Hundreds of armed, besmeared and dreadlocked sadhus from Juna — the largest of the six Naga akharas at the Ardh Kumbh — charged into the crowds on Monday morning after a dip in the Sangam. They pushed aside members of the administration, ransacked the flower counter and broke a photographer’s camera. Some even started parading their martial skills with swords and spears.

Further trouble was averted when some of the sadhus themselves controlled the wayward flock and guided them back to camp. All this while, lakhs of people and a well-staffed police contingent looked on haplessly.
“It is because I sent men to control them that nothing more happened,” Uma Shankar Bharti, president of the Juna Akhara, told HT. “There could have been bloodshed before the procession to the Sangam... Avahani, one of the akharas affiliated to us, wanted a separate bathing slot. How can we break from tradition? So they were barred.”
Collector PR Misra, also the head of the mela administration, said: “When they fight, it is mostly for bathing rights. The matter (of bathing separately) had gone to the high court, which left it to the administration. I know there are a lot of things going on in the akharas but I cannot intervene in their internal affairs.”
It is not for nothing that everyone wants to steer clear of the sadhus. Raised by Adi Shankaracharya more than a millennium ago as an army to protect a weakened religion, the sadhus never gave up their creed. If people went to them, it was for serving their own purposes. Their martial skills were sought by kings down the ages.

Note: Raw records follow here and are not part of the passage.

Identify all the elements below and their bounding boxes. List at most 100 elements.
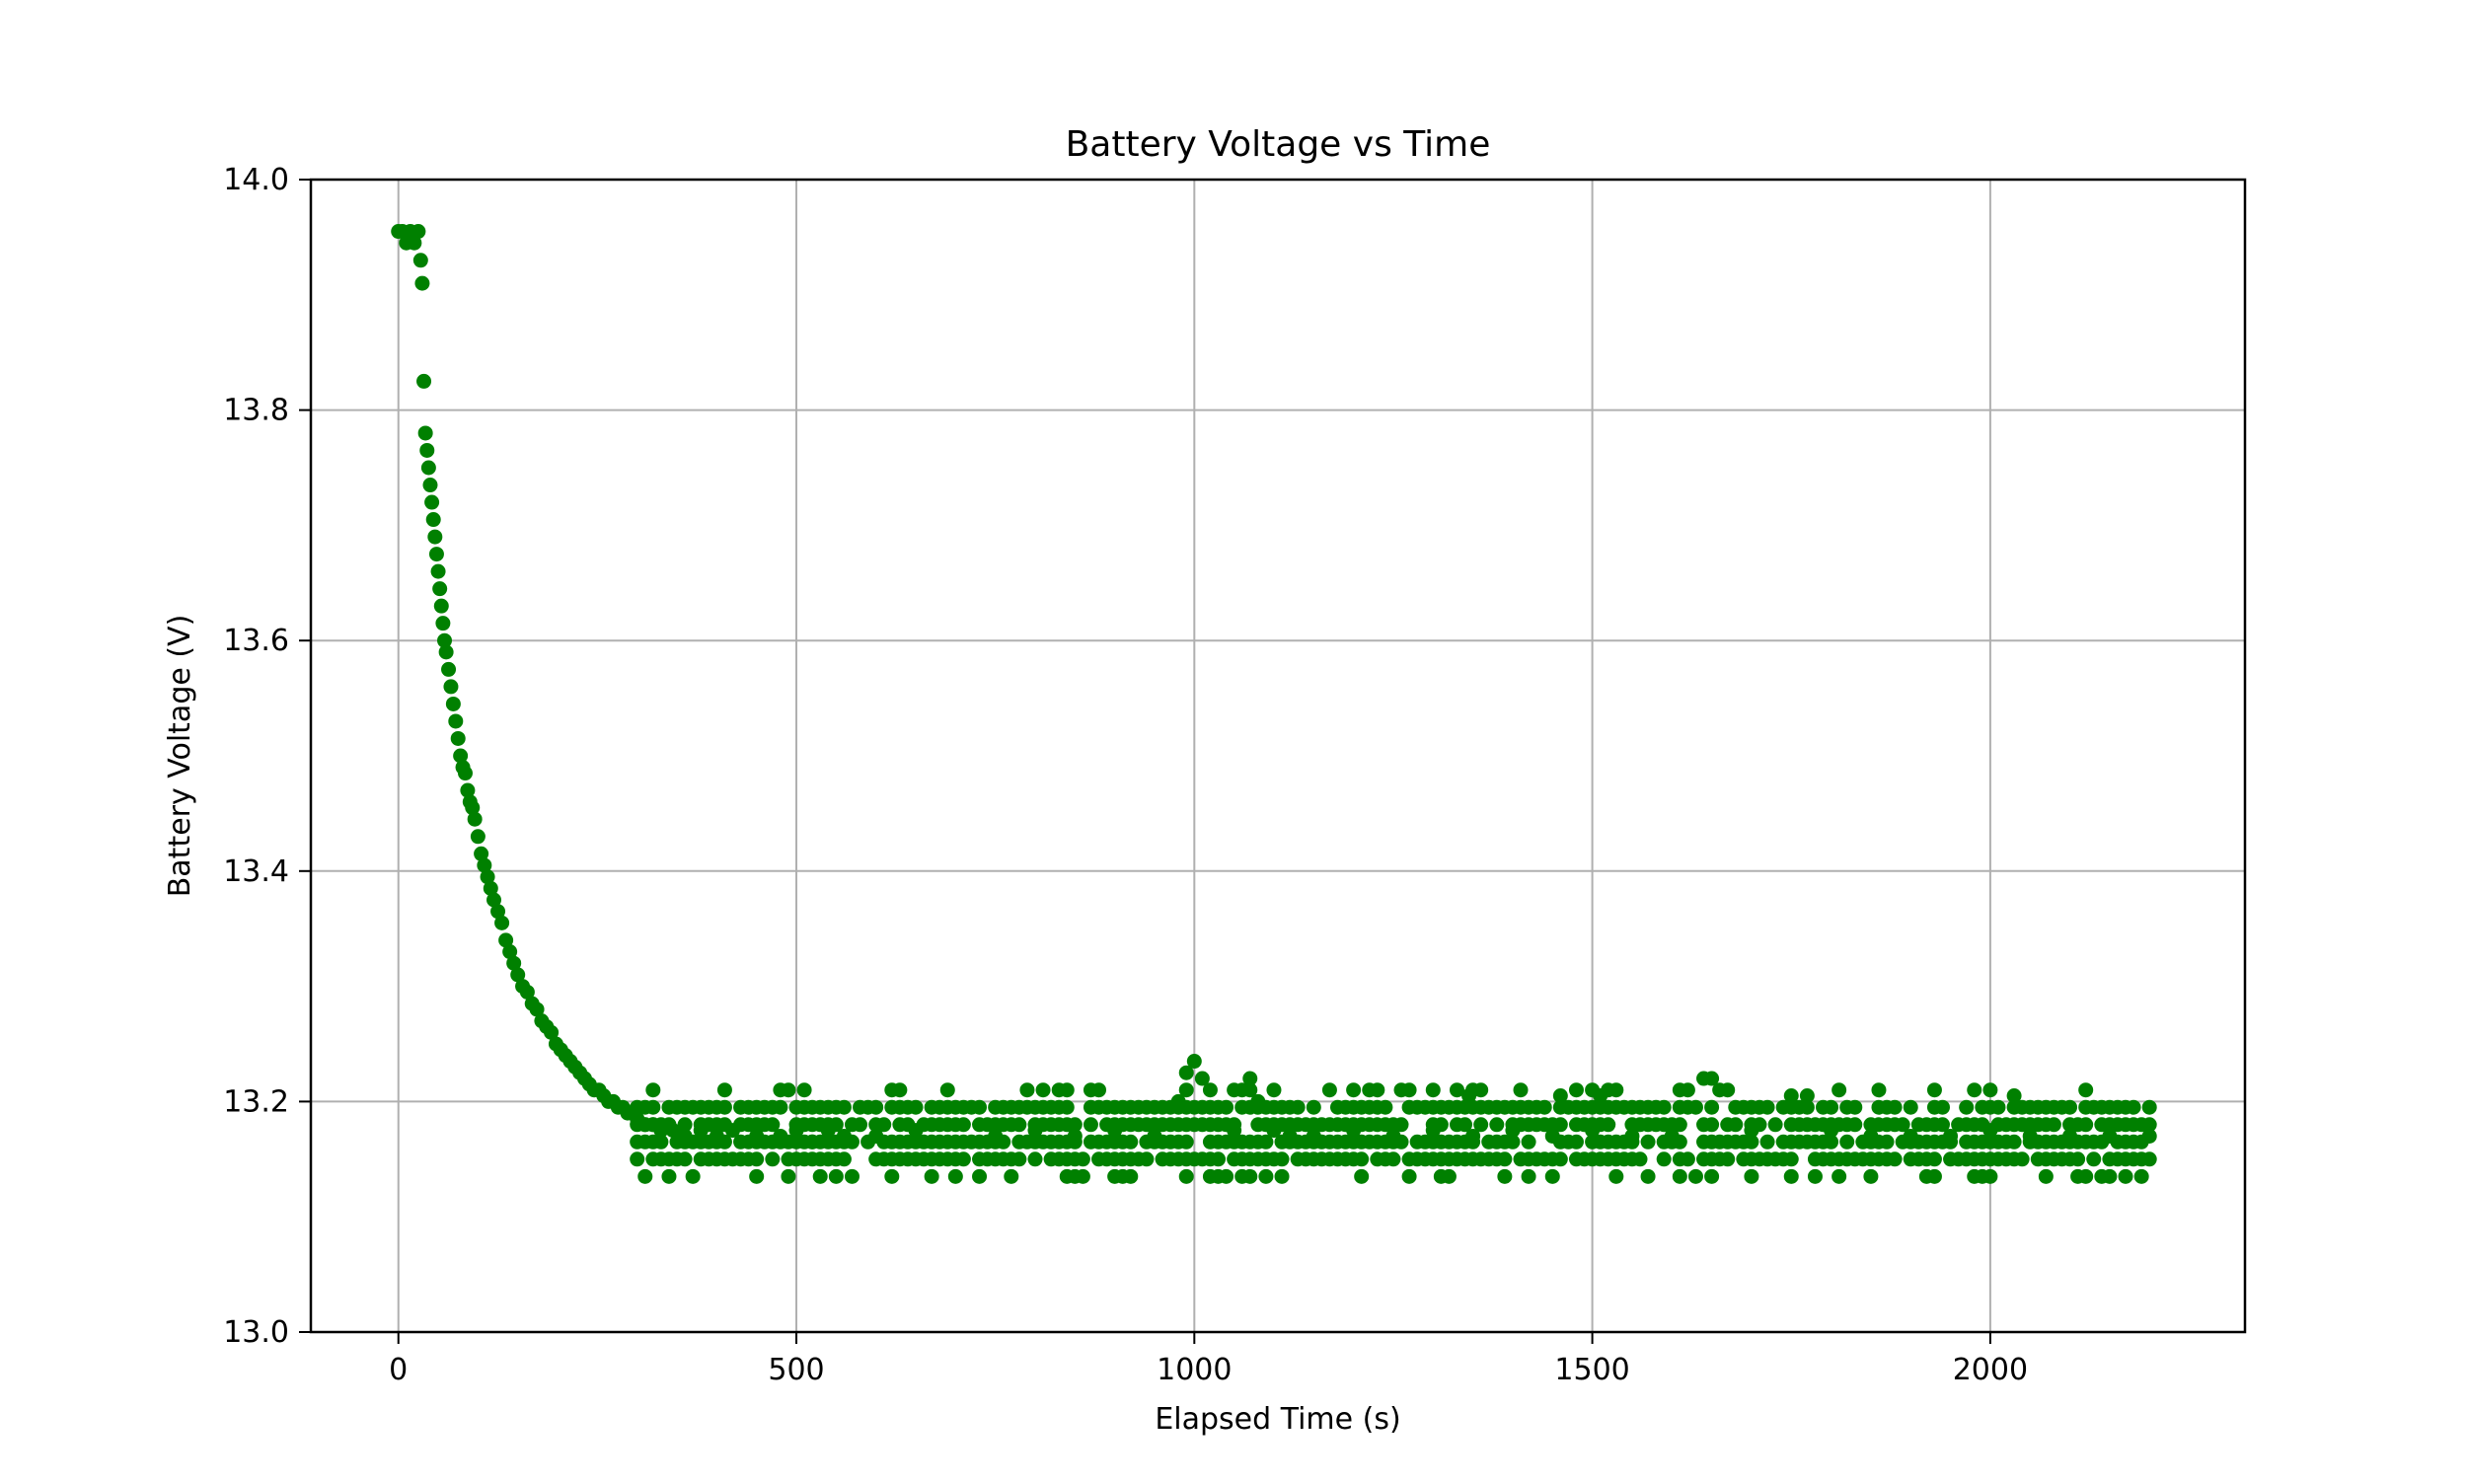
data-point bbox=[445, 696, 461, 711]
data-point bbox=[443, 679, 459, 695]
data-point bbox=[2014, 1151, 2030, 1167]
data-point bbox=[1274, 1168, 1290, 1184]
data-point bbox=[480, 869, 495, 885]
data-point bbox=[1744, 1168, 1759, 1184]
data-point bbox=[1640, 1168, 1656, 1184]
data-point bbox=[1067, 1117, 1083, 1133]
plot-frame bbox=[309, 178, 2247, 1334]
data-point bbox=[1242, 1082, 1258, 1098]
data-point bbox=[1752, 1117, 1767, 1133]
data-point bbox=[939, 1134, 955, 1150]
data-point bbox=[765, 1117, 781, 1133]
data-point bbox=[1601, 1117, 1616, 1133]
data-point bbox=[1967, 1082, 1982, 1098]
data-point bbox=[685, 1168, 701, 1184]
data-point bbox=[781, 1082, 796, 1098]
data-point bbox=[486, 892, 502, 908]
data-point bbox=[1744, 1134, 1759, 1150]
data-point bbox=[519, 984, 535, 1000]
data-point bbox=[1767, 1117, 1783, 1133]
data-point bbox=[435, 616, 451, 631]
data-point bbox=[1378, 1099, 1393, 1115]
data-point bbox=[1568, 1134, 1584, 1150]
data-point bbox=[1211, 1151, 1227, 1167]
data-point bbox=[1552, 1117, 1568, 1133]
data-point bbox=[1926, 1151, 1942, 1167]
x-axis-ticks: 0 500 1000 1500 2000 bbox=[389, 1332, 2028, 1387]
data-point bbox=[1178, 1082, 1194, 1098]
data-point bbox=[908, 1099, 924, 1115]
data-point bbox=[1640, 1134, 1656, 1150]
data-point bbox=[661, 1117, 677, 1133]
data-point bbox=[1354, 1168, 1370, 1184]
data-point bbox=[1306, 1099, 1321, 1115]
data-point bbox=[422, 478, 438, 493]
data-point bbox=[1672, 1168, 1687, 1184]
data-point bbox=[425, 512, 441, 528]
data-point bbox=[1959, 1099, 1975, 1115]
data-point bbox=[955, 1117, 971, 1133]
data-point bbox=[494, 915, 510, 930]
data-point bbox=[417, 425, 433, 441]
data-point bbox=[490, 904, 506, 920]
data-point bbox=[716, 1082, 732, 1098]
chart-title: Battery Voltage vs Time bbox=[1066, 124, 1491, 165]
data-point bbox=[773, 1099, 788, 1115]
data-point bbox=[2006, 1088, 2022, 1104]
data-point bbox=[1178, 1134, 1194, 1150]
data-point bbox=[1465, 1134, 1481, 1150]
data-point bbox=[1847, 1117, 1863, 1133]
data-point bbox=[502, 944, 518, 960]
data-point bbox=[1091, 1082, 1107, 1098]
data-point bbox=[1425, 1082, 1441, 1098]
data-points bbox=[391, 224, 2157, 1184]
data-point bbox=[1489, 1117, 1505, 1133]
data-point bbox=[1473, 1082, 1489, 1098]
data-point bbox=[1194, 1071, 1210, 1086]
data-point bbox=[844, 1134, 860, 1150]
data-point bbox=[1672, 1117, 1687, 1133]
x-tick-label: 1500 bbox=[1554, 1353, 1629, 1387]
data-point bbox=[1799, 1088, 1815, 1104]
data-point bbox=[1879, 1134, 1895, 1150]
data-point bbox=[1513, 1082, 1529, 1098]
data-point bbox=[836, 1151, 852, 1167]
data-point bbox=[749, 1168, 765, 1184]
data-point bbox=[972, 1168, 988, 1184]
data-point bbox=[1536, 1099, 1552, 1115]
data-point bbox=[1704, 1071, 1720, 1086]
data-point bbox=[453, 748, 469, 764]
data-point bbox=[645, 1082, 661, 1098]
data-point bbox=[1521, 1134, 1536, 1150]
data-point bbox=[411, 224, 426, 240]
data-point bbox=[1219, 1099, 1234, 1115]
data-point bbox=[1656, 1099, 1672, 1115]
data-point bbox=[1982, 1168, 1998, 1184]
data-point bbox=[1178, 1065, 1194, 1080]
data-point bbox=[1401, 1168, 1417, 1184]
data-point bbox=[661, 1168, 677, 1184]
data-point bbox=[1585, 1082, 1601, 1098]
data-point bbox=[529, 1002, 545, 1017]
data-point bbox=[884, 1168, 900, 1184]
data-point bbox=[1497, 1168, 1513, 1184]
data-point bbox=[1728, 1117, 1744, 1133]
data-point bbox=[1035, 1082, 1051, 1098]
data-point bbox=[1321, 1082, 1337, 1098]
data-point bbox=[1544, 1168, 1560, 1184]
data-point bbox=[2062, 1099, 2078, 1115]
data-point bbox=[1720, 1082, 1736, 1098]
data-point bbox=[1019, 1082, 1035, 1098]
data-point bbox=[424, 494, 440, 510]
data-point bbox=[1075, 1168, 1090, 1184]
data-point bbox=[1258, 1168, 1274, 1184]
data-point bbox=[1632, 1151, 1648, 1167]
data-point bbox=[1473, 1117, 1489, 1133]
data-point bbox=[868, 1099, 884, 1115]
data-point bbox=[796, 1082, 812, 1098]
y-tick-label: 14.0 bbox=[223, 163, 289, 197]
data-point bbox=[1552, 1088, 1568, 1104]
data-point bbox=[1521, 1168, 1536, 1184]
x-tick-label: 0 bbox=[389, 1353, 408, 1387]
data-point bbox=[1011, 1151, 1027, 1167]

“Nagas used to be in charge of the Kumbh administration up to the time of Prithviraj Chauhan,” said Govindanand Brahmachari, secretary, Agni Akhara. India’s independence struggle, too, features the saint-warriors. William R Pinch, associate professor at Wesleyan University, has pointed out that they were among the instigators of the 1857 uprising in Meerut. At the 1920 Nagpur Congress session, Gandhi exhorted them to go around cantonments of the colonial army and ask Indians there not to use salt. “Gandhiji had said around the time of independence that the Congress should be disbanded since it had served its purpose. Maybe it is time we thought the same about the Nagas,” said Brahmachari.